Dear Folks,

Governor Hogan said we’re in for a long winter, and he wasn’t talking about the weather.  There are surely some good signs—COVID-19 cases and related deaths are down, schools are figuring out ways to see their students, vaccines are being delivered, albeit slowly.  Power was transferred peacefully to the new administration on January 20… but wet paint covered the angry vitriol and violence of two weeks hence. Bipartisan efforts to jumpstart the economy are on the table… but elected officials still demonize the other.  Denominations are taking concrete steps toward racial reparation, organizations public and private are interrogating their hiring and investment practices, people of color lead cities and school districts and businesses… but the sin of racism still cripples all of us, each of us.  To extend the governor’s metaphor, right now the nights stretch longer than the days, at least emotionally.  “Surely some revelation is at hand,” longed W.B. Yeats in 1919, as another pandemic left the world breathless.

We have been here before.  In the 6th century B.C.E., the Hebrew people lost their nation and their capitol city, their ways of worship and (they feared) their God.  Marched by force to a foreign land, they entered their own long winter of discontent.  And much to their surprise, God revealed God’s abiding presence, tied not to real estate but ritual.  God never left them, they just had to find a new set of eyes to see how his Spirit of healing and courage, of justice and peace had shifted from their heads to their hearts.  They would need to embody their principles of love of God and neighbor, of stranger and self if the people and their Way were to survive.

They did it.  In that time of extraordinary trial and pain, the Hebrew people wrote the stories and the laws that still shape our consciousness.  They sang the poetry of Psalms to give voice to their crushing sadness, their understandable anger, and their soaring hopes.  Prophets scanned the horizon for light and saw God coming through a servant who suffers with us and for us.

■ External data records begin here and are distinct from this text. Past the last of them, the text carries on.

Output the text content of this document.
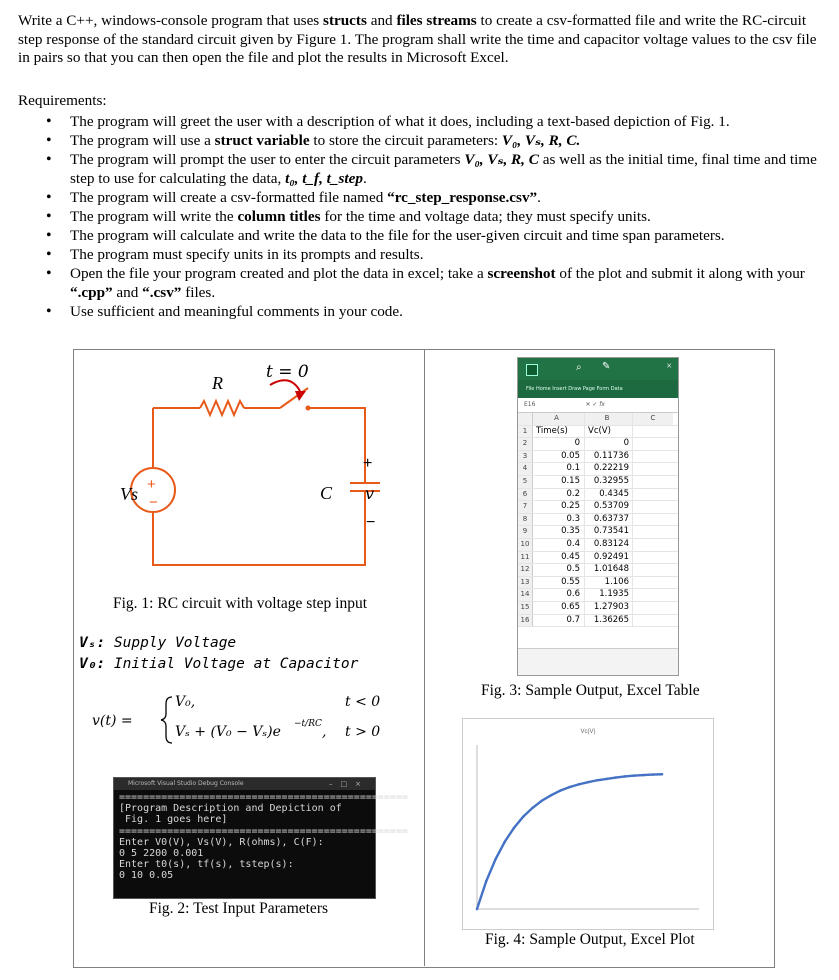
Write a C++, windows-console program that uses structs and files streams to create a csv-formatted file and write the RC-circuit step response of the standard circuit given by Figure 1. The program shall write the time and capacitor voltage values to the csv file in pairs so that you can then open the file and plot the results in Microsoft Excel.
Requirements:
• The program will greet the user with a description of what it does, including a text-based depiction of Fig. 1.
• The program will use a struct variable to store the circuit parameters: V₀, Vₛ, R, C.
• The program will prompt the user to enter the circuit parameters V₀, Vₛ, R, C as well as the initial time, final time and time step to use for calculating the data, t₀, t_f, t_step.
• The program will create a csv-formatted file named “rc_step_response.csv”.
• The program will write the column titles for the time and voltage data; they must specify units.
• The program will calculate and write the data to the file for the user-given circuit and time span parameters.
• The program must specify units in its prompts and results.
• Open the file your program created and plot the data in excel; take a screenshot of the plot and submit it along with your “.cpp” and “.csv” files.
• Use sufficient and meaningful comments in your code.
t = 0
R
Vs +
−	C
+
v
−
Fig. 1: RC circuit with voltage step input
Vₛ: Supply Voltage
V₀: Initial Voltage at Capacitor
v(t) =
V₀,	t < 0
Vₛ + (V₀ − Vₛ)e −t/RC , t > 0
Microsoft Visual Studio Debug Console	–□×
================================================
[Program Description and Depiction of
Fig. 1 goes here]
================================================
Enter V0(V), Vs(V), R(ohms), C(F):
0 5 2200 0.001
Enter t0(s), tf(s), tstep(s):
0 10 0.05
Fig. 2: Test Input Parameters
⌕ ✎	×
File Home Insert Draw Page Form Data
E16	✕ ✓ fx
A	B	C
1	Time(s)	Vc(V)
2	0	0
3	0.05	0.11736
4	0.1	0.22219
5	0.15	0.32955
6	0.2	0.4345
7	0.25	0.53709
8	0.3	0.63737
9	0.35	0.73541
10	0.4	0.83124
11	0.45	0.92491
12	0.5	1.01648
13	0.55	1.106
14	0.6	1.1935
15	0.65	1.27903
16	0.7	1.36265
Fig. 3: Sample Output, Excel Table
Vc(V)
Fig. 4: Sample Output, Excel Plot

One of the features of ritual that got them through is lament, a corporate engagement with sorrow and grief.  Centuries before Elizabeth Kubler Ross, our ancestors discovered that not only is it counter-productive to set aside grief, one literally cannot get to the morning without moving step by step through our longest nights.  The liturgy of lament, recorded in fully 1/3 of the Psalms, invites the soul to engage the darkness within and the darkness outside as a means of grace.  It is by walking through the ritual, again and again, which restores us, if we let the Spirit take our hand.

Inspired by the work of Grace Ji-Sun Kim and Graham Hill, I created a Liturgy of Lament for our Sacred Ground small group, and we tried it out last night.  I offer it to you as a private devotion now (in a journal, in your prayers), with the hope that we might one day use it together in worship.  In its original form I have directed it toward racism, but the ritual can be used with any system shaped by brokenness.

Yeats re-discovered in his own time that “things fall apart.”  But the center holds—and there will be sun and warmth again.

The Liturgy begins with Psalm 13, as an invocation.

INVOKE                How long, O Lord?  Will you forget me forever?  How long will you hide your face from me?  How long must I bear pain in my soul and have sorrow in my heart all day long?

WORSHIP            Name who/how God is. (Just, loving, merciful, good?…inclusive, inviting, welcoming?…trustworthy, present, healing?…One…with us, especially in times of crisis)

DESCRIBE…         the difficult, painful situation of racism.  (Where are we?)

CONNECT…         the lamentable situation we’re in with the individual and corporate sins which created it.  (How did we get here?)

CONFESS…          your participation in racism.  (What have I done, what am I currently doing?)

REPENT                Express the deep sorrow you feel for the sins that got us into the problem, and describe a new direction/action you will turn toward.  (What is your “new mind” thinking? What are your “new eyes” seeing?)

ASK…                     for God’s help.  (We can’t do this alone.)

RECEIVE…            all of what this gift of God’s help and presence brings—hope, healing, insight, truth-telling, resolve, courage, solidarity with others… more.

GIVE THANKS… in all the ways that come up in you.